I brought to his attention that not only was I a full-time bricklayer, I was also a full-time mum, and my day started much earlier than his.
When I brought this abuse to the attention of my bosses I was told that I was the cause of the confrontation, and mediation was the only way forward.
When I challenged my supervisor on this I was told to just get on with it.
On another occasion I went to the office to speak to my boss, only to have him rest his feet on my knees.
Workplace comments could also be unpleasant such as the allegation that I had left used sanitary towels and tampons all over the works vehicles and even that I was crouching on the seat to extract them.
Working in social housing, I have had problems with tenants. On one occasion a male tenant pinned me to his chest and demanded a kiss before I left his property. When I reported this to my female manager it was just laughed off.
It goes further than just sexual remarks and harassment.
Getting personal protective equipment has often been problematic. I was told I needed to purchase my own work boots as they didn’t have my size in the stores.
In general getting protective equipment that fits is a struggle as they are designed to fit men, not women, and ill-fitting equipment is nearly as dangerous as not wearing any.
I have also found it hard to be taken as seriously as my male colleagues, as though the input I gave was discredited due to me being “just a woman” and not a fully qualified tradesperson.
On one occasion I requested scaffolding — which was ignored, only for a male worker to fall from a ladder and end up in hospital.
On another occasion I was told to check tie wires in a 9'' wall by a manager even though I knew they don’t have them, and when I tried to explain this I was screamed at to “do as you are told and get on with it.”

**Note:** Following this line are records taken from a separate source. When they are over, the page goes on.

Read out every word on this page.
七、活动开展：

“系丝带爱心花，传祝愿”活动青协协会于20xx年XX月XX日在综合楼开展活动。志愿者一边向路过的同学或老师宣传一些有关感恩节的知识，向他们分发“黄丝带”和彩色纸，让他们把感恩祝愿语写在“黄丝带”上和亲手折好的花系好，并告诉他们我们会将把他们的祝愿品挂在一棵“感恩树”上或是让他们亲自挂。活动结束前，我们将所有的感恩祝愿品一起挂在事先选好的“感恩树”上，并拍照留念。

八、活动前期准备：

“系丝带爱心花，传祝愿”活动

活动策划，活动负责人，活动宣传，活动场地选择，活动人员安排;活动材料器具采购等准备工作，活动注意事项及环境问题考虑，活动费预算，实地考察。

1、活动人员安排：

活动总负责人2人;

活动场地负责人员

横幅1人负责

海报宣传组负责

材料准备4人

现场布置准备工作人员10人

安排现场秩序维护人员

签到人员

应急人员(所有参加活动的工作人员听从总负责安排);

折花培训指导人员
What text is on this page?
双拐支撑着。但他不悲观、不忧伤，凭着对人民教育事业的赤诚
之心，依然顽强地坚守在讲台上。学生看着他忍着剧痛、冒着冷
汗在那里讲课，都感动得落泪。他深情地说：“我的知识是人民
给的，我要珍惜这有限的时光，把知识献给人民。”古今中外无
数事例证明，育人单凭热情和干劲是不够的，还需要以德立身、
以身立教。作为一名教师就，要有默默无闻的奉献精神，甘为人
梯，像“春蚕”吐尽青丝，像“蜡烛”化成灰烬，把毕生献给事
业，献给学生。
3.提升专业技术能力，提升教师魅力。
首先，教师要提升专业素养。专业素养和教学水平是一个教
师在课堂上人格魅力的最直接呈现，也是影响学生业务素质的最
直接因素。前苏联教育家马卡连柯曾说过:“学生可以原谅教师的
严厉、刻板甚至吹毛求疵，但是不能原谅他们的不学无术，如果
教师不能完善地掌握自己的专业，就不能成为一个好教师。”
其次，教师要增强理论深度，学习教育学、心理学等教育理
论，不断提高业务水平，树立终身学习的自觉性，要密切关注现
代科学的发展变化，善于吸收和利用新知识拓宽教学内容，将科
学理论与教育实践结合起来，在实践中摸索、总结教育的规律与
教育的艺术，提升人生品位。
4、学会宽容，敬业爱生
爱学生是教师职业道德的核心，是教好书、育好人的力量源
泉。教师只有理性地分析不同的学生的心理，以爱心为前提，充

These incidents are not uncommon in the modern workplace and this is why many women leave the industry early, most leaving before their late twenties.
My experiences have certainly not been entirely negative. I have worked alongside many male workers who encouraged and supported me. It is also becoming more commonplace to see women in the industry working on sites.
Fortunately things are improving, although slowly, through unions such as Ucatt fighting for equality and diversity in the construction industry.
Ucatt has recently introduced a women’s network and earlier this year it hosted its first women’s weekend school, which was a great success.
The new Women get Women campaign aims to double Ucatt’s female membership by its next national delegates conference in 2016.
To increase the number of women working in the industry I believe that Ucatt and a future Labour government need to ensure that all equality and diversity policies are pushed forward in the workplace and are not just seen as paper policies.
We need to encourage the young women of today to see that there are other career options rather than just becoming stereotypical beauticians, nail technicians or carers who are mostly on the minimum wage — that they can fulfil any role as well, if not better, than their male counterparts in construction.
Conditions and pay are coming into line with those received by male workers and the shoots of new growth for women within the industry are becoming visible.
Due to the long-term failure to train enough construction workers, as the industry continues to grow in 2015, skills shortages will increase.
These can only be dealt with if we train more apprentices, which must include more women.
Construction managers need to understand that the best man for the job may very well be a woman.
Suzanne Kervin is a Ucatt members and bricklayer from north-west England.